The way the old man named Mike hopped up to serve hot dogs at the pop-up stand near my apartment, eager to make conversation and $3, is now beautiful. Before, I might have smiled at it. But now it’s stuck with me. Is it his stand? What does he think about waiting around in the hot sun for people to walk up and ask for a jalapeño cheddar hot dog, is this his time to shine? I bet it’s actually a nice job with a lot of time to think and be outside.

The man reading the newspaper, my newspaper, cover to cover in the cafe, even the cartoons, while enjoying a sugary, whipped cream-topped mocha. Does he read the paper every day? Does he only drink mochas on holidays? (It’s the Fourth of July. But it’s also July, so why a mocha?) I watch the couple outside the window, holding hands and chatting before diving into their work and study their faces. Are they in love? Have they been for a while? Are they on the brink?

I chose to go to school for journalism to document and better understand human interaction.
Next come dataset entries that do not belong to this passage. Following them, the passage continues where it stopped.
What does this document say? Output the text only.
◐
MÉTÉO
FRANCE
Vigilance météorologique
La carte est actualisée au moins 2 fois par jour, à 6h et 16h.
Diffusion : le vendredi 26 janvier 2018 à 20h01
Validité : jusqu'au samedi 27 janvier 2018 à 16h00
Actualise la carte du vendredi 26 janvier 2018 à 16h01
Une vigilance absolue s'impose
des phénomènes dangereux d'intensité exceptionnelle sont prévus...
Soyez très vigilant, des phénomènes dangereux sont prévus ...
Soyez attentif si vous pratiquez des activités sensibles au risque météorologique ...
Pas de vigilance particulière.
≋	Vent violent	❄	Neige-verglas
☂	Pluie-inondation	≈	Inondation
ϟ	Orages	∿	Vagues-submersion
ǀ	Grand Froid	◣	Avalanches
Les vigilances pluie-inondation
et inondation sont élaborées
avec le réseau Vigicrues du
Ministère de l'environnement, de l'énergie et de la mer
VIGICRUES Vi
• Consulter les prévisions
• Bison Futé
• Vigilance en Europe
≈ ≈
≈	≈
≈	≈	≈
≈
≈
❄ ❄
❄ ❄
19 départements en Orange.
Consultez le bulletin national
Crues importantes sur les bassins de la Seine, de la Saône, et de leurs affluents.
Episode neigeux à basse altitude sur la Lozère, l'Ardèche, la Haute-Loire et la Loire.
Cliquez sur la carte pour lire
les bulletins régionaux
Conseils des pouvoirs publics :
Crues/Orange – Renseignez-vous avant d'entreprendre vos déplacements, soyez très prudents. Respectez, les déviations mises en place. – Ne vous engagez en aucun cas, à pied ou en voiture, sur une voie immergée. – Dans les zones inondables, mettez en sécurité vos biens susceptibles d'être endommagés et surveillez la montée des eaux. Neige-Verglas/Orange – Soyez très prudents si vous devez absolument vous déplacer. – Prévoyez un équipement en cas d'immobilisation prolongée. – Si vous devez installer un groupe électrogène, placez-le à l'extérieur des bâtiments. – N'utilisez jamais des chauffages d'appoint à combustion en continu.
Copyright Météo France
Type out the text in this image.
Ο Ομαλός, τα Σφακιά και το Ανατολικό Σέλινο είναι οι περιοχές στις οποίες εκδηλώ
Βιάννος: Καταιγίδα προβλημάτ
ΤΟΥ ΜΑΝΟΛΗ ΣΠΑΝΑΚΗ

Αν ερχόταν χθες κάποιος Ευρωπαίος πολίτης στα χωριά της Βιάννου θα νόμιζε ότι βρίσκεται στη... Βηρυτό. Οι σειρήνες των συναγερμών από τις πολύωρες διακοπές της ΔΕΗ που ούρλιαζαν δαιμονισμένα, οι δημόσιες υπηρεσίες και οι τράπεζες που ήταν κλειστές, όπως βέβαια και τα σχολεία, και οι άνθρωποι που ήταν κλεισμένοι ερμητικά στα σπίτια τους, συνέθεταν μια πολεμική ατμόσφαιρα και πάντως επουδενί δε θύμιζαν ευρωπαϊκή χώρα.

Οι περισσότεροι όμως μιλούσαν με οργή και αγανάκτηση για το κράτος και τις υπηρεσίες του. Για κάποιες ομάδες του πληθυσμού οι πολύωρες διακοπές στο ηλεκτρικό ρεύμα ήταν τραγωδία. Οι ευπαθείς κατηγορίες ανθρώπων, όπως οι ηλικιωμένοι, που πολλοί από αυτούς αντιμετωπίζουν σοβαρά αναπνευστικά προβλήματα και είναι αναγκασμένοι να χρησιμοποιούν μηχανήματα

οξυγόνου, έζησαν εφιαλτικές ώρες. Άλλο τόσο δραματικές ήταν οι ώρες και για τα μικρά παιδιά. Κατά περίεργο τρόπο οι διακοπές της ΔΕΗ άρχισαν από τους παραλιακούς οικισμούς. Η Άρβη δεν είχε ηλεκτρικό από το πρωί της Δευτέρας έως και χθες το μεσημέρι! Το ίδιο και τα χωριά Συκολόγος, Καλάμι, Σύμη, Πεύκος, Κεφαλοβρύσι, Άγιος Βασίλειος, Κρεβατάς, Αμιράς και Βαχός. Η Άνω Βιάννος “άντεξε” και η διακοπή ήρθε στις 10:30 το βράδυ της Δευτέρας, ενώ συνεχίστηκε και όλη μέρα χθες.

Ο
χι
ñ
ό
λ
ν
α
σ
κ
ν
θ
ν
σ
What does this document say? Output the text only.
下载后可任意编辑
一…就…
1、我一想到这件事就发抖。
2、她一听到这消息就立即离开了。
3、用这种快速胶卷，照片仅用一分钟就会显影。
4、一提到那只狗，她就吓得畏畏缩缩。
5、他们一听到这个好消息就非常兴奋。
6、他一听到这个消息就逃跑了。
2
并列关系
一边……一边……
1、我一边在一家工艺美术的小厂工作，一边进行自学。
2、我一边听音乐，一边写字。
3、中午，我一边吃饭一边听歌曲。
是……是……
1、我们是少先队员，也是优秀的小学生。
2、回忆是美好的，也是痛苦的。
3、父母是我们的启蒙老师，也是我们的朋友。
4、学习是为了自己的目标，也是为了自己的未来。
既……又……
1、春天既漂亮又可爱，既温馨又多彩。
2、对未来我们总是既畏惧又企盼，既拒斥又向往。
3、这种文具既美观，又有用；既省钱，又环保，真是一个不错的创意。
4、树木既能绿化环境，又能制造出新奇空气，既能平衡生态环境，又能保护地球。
I love clothes as much for their beauty as for their deliberate, outward insight into who a person believes themselves to be. We all speak the language of fashion. By choosing our clothes, tastes, styles and interests, we have agency of how we want others to view us. Fascinating.

Books seem better to me lately too. I just finished “In Paris, 20 Women on Life in the City of Life” which profiles 20 Parisians on their style, neighborhoods, history and love life. It’s inherently romantic, mixing all of those categories together in some sort of irresistible literary musk. My mental health feels stronger lately, but still fragile, and books like these are a sort of medicine.

I’m pinning cliché quotes on Pinterest again. They’ve gone from cliché to insightful, a switch that happens based on mood and mental stability, I’ve found. Though I hope I never grow tired of F. Scott Fitzgerald quotes. And if I do, I hope I “have the courage to start all over again.”